Criticism is building concerning UCL’s bid to potentially create a new campus in Newham, East London.
Director of UCL Estates, Andrew Grainger, commented upon the promise of the project: “The scale of the site we are looking at – over 20 acres – in central London terms is incredible. And the fact that it will be adjacent to the Olympic Park is a significant attraction. The government has invested hugely in the area, and the Olympic Park will be fabulous.”
The plans have been met with concern from members of UCL staff, however, and have provoked debate elsewhere in the media. Academics have expressed fear that the second campus will lower UCL’s reputation as an institution as it will cause a breakdown in communication between researchers, staff and departments as a whole, and entry grade requirements may be lowered.
Simon Renton, Vice-President of the University and College Union and lecturer in the UCL History department, explained: “Having everything concentrated close together has a whole number of advantages, such as encouraging communication between people in different disciplines.
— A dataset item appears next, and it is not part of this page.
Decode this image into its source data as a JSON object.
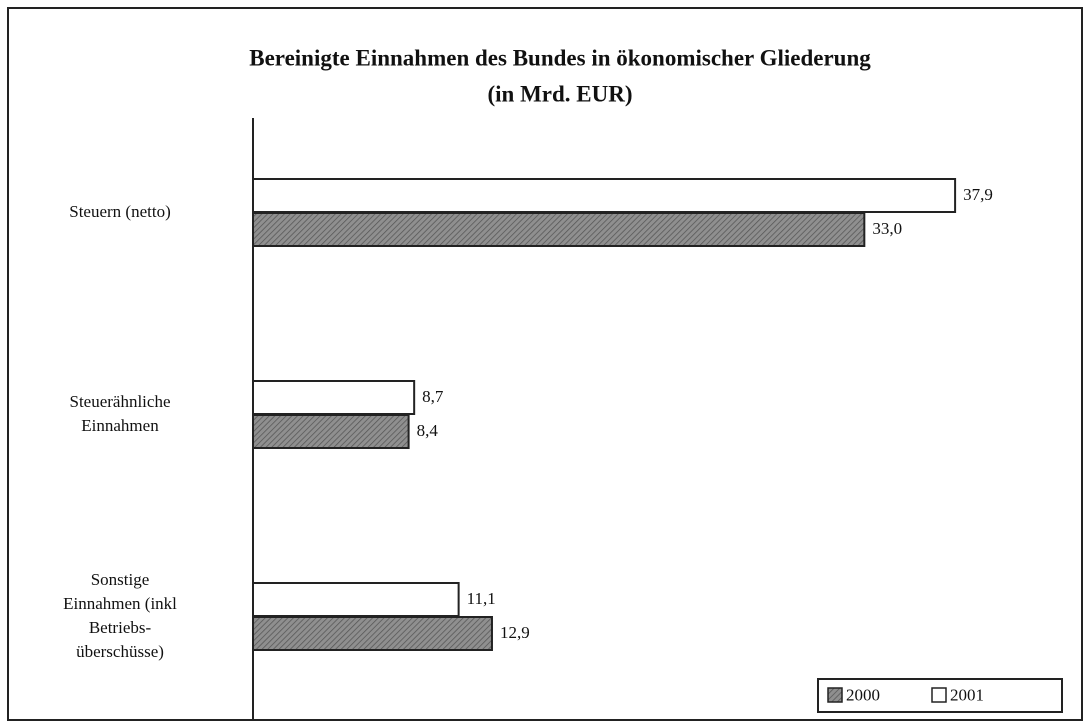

Geography means students and staff are more in touch with each other, so in that respect moves away from Bloomsbury are generally not something people are very keen on.”
Peter Scott, Professor of higher education at the Institute of Education, also remarked upon potential difficulties in replicating the UCL brand given its current association with Bloomsbury: “All universities have their own habitats; they are ‘places’. That atmosphere and ethos are not always easy to reproduce.”
The debate has also gained attention from Malcolm Gillies, Chair of London Higher: “London has a more vibrant demographic than many other parts of Britain, so it is not unusual that people would look to come there – particularly if they have a good-quality educational product – to secure student numbers.” He also warned, however, that the two campuses could create fierce competition for staff at the expense of students’ education.
The principle of UCL’s operating in different spaces across London has been defended by Grainger, however, as an increasingly popular practice that has been successfully implemented by several other global institutions.
The Bloomsbury Masterplan was first announced in November, and contained details of expansion plans and the management of UCL’s Estate. It also revealed a £500m development strategy for a site in Newham next to the Olympic park, as a second campus for the university.
The Masterplan was put together following the publishing of the ‘White Paper’ in September 2011, in which UCL Provost Prof Malcolm Grant discussed UCL’s need to expand beyond the current Bloomsbury campus as part of a potential 10-year development plan. He stated: “Not all activity currently based in central London requires such a location, nor is it possible for much of it to expand in its existing space”.
The new campus would feature state-of-the-art buildings and facilities for subjects such as engineering, which would benefit from a more modern campus, as well as housing for both students and staff. The new accommodation would also be more affordable compared to what is currently on offer in central London.
The space that could be utilised is another advantage—at 23 acres, the site would provide UCL with expansion potential that would be otherwise impossible in central London. The proximity of the new campus to the Olympic Park would also allow UCL to be part of the Olympic legacy, and create connections with other growing enterprises in East London.
Birkbeck College will also be opening in Stratford in Autumn 2013, with a new campus that will be entitled ‘University Square’ in a joint venture with the University of East London.